E nesse quase 1 ano não foram poucos os esforços para se fazer notar. Túlia montou e remontou a sua tática inúmeras vezes; persistiu e desistiu tantas outras.
Ele a fazia se sentir viva e tudo a custo de que? Como pode alguém honrar quem te tira muito mais do que te dá? Foi-se o amor próprio, o juízo, a capacidade de se impor e de repente tudo lhe soava ameaçador. A troco de que, afinal? Sentir-se viva? Bom, Túlia não está se sentindo tão viva assim.
De todas as coisas que ela aprendeu com ele, sua habilidade mais notável era fingir. Fingir, agora, era uma virtude. Sobretudo porque se não fosse seu fingimento, talvez ela não fosse assim tão aceita. Sorrir quando queria chorar. Rir quando queria gritar. Conter-se quando queria extravasar. Mas na sua cabeça tudo isso era temporário, um dia ela teria a chance de ser ela mesma... E ela teve.
Por mais que ela se aproximasse do que realmente queria mostrar, ainda assim, seu jeito, aos olhos dele, nunca foi verdadeiramente revelado. Túlia não era uma pessoa assim, tão característica, de um jeito só. Suas nuances eram variadas. Túlia era a Lua. E os outros reconheciam isso, exceto ele, que a desestabilizava e exercia algum poder inexplicável que não a permitia mostrar-lhe todas essas camadas da sua personalidade, que a tornava aquilo que se poderia chamar de complexo. Ele a via daquele jeito destorcido e Túlia não conseguia se livrar da frustração de que ele nunca seria capaz de enxergá-la tão diversa.

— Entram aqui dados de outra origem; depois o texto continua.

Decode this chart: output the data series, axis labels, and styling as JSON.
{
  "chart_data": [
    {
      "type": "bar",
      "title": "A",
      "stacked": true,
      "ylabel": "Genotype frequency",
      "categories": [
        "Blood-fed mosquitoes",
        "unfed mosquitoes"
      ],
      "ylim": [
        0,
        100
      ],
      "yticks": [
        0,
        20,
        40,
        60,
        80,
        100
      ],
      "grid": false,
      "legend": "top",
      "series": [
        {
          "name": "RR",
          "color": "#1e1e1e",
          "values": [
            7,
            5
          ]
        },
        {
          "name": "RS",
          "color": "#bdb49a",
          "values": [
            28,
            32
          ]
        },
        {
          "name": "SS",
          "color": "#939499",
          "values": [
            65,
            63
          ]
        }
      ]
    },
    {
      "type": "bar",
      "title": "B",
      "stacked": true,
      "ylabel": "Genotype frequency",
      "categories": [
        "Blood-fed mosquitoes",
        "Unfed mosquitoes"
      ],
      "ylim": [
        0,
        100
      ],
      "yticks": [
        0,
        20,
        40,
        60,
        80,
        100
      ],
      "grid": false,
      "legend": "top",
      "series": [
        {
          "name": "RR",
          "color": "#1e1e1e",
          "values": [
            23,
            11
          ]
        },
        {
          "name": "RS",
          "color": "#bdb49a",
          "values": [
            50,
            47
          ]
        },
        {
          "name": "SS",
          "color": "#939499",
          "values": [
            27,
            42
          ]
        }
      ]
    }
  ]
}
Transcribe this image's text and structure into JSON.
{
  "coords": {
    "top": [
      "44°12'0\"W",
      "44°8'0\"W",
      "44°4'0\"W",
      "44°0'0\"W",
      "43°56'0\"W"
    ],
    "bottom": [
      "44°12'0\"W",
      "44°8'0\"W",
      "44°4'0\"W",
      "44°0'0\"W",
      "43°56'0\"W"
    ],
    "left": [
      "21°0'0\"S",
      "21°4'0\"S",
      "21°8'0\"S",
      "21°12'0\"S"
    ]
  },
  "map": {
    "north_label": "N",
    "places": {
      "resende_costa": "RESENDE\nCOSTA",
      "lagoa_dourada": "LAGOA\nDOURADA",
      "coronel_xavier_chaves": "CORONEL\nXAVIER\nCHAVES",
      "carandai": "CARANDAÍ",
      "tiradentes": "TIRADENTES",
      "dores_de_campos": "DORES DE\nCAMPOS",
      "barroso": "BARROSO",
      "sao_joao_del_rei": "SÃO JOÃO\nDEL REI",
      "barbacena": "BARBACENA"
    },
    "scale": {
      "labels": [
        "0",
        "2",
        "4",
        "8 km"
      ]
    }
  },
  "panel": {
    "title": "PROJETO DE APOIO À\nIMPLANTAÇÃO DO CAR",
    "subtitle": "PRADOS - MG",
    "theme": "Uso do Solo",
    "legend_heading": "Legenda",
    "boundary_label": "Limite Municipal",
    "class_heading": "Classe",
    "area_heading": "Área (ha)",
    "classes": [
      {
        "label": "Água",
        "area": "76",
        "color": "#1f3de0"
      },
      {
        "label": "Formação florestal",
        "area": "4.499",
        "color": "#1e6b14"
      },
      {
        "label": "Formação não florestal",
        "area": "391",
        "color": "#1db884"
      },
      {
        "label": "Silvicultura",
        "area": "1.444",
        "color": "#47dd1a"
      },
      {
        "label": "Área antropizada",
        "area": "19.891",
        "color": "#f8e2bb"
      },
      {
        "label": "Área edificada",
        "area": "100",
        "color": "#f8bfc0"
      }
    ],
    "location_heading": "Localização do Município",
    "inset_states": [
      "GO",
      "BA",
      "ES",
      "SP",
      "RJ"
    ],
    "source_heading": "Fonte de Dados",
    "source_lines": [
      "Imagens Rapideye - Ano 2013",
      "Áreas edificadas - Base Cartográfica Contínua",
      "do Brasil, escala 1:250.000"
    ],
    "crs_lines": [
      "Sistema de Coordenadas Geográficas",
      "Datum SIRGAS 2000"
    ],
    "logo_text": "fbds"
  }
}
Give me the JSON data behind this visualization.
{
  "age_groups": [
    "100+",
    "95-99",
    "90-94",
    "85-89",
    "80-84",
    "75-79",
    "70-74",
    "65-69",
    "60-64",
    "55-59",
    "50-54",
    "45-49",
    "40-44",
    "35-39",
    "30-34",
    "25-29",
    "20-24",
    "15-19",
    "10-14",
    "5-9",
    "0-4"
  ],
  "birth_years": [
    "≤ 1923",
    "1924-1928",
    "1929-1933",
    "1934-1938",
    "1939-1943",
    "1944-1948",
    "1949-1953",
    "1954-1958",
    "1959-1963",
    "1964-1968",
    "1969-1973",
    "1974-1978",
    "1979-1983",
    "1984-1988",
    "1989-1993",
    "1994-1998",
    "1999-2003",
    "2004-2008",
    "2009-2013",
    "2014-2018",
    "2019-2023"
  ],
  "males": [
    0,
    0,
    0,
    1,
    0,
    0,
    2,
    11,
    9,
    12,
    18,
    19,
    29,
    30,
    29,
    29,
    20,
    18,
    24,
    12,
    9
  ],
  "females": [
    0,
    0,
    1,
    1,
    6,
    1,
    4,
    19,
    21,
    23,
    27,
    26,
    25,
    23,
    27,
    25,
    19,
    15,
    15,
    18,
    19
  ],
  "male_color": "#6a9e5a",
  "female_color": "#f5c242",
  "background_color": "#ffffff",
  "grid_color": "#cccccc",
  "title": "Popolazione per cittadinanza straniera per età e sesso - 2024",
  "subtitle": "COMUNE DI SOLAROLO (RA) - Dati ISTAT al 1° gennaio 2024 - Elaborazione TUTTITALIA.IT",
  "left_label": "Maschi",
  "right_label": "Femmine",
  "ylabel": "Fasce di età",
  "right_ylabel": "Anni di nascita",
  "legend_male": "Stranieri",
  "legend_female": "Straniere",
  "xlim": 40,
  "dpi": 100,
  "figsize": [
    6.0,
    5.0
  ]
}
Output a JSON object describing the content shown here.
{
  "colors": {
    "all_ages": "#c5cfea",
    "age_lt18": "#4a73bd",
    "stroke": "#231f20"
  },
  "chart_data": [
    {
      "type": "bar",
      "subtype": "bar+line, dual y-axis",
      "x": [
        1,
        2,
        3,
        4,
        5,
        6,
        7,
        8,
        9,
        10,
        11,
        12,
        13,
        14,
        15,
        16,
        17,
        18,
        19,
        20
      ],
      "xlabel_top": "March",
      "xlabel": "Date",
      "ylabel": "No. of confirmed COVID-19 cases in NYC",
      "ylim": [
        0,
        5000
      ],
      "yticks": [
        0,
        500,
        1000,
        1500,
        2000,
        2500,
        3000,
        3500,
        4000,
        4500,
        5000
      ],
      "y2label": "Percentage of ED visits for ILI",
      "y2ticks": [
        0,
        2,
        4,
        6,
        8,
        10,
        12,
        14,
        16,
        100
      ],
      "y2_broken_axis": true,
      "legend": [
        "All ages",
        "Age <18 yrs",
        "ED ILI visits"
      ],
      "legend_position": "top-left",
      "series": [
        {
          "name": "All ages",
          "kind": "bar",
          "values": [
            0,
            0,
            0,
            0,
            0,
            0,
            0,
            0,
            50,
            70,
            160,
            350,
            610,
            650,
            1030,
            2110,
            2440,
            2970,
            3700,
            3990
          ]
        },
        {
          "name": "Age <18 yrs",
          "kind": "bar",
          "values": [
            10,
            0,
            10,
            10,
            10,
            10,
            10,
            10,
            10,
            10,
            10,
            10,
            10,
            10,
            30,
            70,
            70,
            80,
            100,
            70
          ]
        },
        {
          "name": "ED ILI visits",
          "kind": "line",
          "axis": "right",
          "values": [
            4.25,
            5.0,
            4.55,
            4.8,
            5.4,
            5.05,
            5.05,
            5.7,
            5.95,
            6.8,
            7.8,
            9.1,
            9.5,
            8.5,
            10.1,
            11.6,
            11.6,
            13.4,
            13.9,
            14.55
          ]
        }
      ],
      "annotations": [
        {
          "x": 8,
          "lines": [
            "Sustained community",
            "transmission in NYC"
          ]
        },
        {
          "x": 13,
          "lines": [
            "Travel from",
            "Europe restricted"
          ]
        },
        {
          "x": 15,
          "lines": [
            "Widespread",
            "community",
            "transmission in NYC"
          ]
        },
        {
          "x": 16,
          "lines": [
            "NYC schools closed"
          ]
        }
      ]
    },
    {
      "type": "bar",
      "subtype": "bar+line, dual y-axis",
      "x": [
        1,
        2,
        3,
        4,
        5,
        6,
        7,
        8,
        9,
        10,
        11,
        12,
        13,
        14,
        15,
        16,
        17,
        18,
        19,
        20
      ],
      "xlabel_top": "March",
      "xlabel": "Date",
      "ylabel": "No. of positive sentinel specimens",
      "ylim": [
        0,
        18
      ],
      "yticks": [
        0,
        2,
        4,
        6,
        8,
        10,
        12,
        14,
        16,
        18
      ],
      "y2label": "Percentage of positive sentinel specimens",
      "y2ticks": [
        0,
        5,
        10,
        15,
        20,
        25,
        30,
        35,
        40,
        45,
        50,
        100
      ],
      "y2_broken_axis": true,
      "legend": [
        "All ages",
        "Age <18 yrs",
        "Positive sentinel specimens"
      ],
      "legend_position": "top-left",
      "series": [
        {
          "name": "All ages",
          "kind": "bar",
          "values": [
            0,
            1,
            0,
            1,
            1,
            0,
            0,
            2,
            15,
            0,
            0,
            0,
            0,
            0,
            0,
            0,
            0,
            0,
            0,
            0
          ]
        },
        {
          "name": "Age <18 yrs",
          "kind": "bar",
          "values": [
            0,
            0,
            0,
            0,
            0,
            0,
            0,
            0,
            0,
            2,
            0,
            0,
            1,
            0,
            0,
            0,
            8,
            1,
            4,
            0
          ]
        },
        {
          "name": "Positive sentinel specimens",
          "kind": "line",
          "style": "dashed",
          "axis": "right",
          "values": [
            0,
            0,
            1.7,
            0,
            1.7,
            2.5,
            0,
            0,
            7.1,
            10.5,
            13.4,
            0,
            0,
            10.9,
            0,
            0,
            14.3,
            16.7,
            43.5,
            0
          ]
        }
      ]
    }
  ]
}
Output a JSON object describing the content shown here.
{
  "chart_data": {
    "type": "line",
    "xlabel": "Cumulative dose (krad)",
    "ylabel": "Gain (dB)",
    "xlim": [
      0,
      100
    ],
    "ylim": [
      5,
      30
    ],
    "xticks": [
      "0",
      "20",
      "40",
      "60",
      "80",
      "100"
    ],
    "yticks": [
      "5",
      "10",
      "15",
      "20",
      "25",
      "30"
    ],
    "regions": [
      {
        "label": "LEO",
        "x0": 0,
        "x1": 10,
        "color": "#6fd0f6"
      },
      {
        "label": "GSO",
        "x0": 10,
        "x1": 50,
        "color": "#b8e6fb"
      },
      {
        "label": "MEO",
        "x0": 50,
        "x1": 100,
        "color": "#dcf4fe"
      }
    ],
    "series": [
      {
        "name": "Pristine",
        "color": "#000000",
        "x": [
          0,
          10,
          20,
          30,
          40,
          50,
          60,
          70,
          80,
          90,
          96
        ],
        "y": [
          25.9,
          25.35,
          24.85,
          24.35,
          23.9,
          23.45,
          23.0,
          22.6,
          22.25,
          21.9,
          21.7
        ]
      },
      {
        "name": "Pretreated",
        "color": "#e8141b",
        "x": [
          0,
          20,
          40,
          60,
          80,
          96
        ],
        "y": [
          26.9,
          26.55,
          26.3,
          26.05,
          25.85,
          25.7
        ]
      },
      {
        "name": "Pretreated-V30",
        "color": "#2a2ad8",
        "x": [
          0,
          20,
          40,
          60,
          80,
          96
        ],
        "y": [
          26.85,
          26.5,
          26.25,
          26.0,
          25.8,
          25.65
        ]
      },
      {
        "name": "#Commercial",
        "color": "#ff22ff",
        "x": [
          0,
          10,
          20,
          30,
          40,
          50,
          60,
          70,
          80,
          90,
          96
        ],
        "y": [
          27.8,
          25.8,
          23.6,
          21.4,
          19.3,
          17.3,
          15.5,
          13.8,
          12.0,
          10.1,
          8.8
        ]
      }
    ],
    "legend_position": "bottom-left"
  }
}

Túlia, por sua vez, sentia o peso da injustiça de tudo isso, porque ela era capaz de enxergar o que ele tinha de melhor, mesmo que o que ele tinha de pior não parasse de apitar ao lado, lembrando-a da sua imperfeição. Imperfeição que ela conseguia aceitar e não importava que a incomodasse, ela não mudaria nada. Estava aí uma grande diferença entre eles! Ele não aceitava as imperfeições dela e, por essa razão, ele sempre conseguia colocar outras pessoas acima de Túlia, enquanto ela o colocava em um pedestal muito mal recebido para quem estava de plateia. E isso era o que mais a matava e matava e matava. E por mais que ela conseguisse sorrir em meio a sua própria morte, Túlia não via glamour nisso.
Capaz de mudar, renegar e se sujeitar, Túlia fez o que esteve em suas mãos para tê-lo, mas ele era escorregadio a ponto de ultrapassar os limites de sua compreensão, fazendo-a acreditar que o problema estava em suas mãos e não na natureza gosmenta da pessoa que deixa rastros, mas que não gruda a longo prazo.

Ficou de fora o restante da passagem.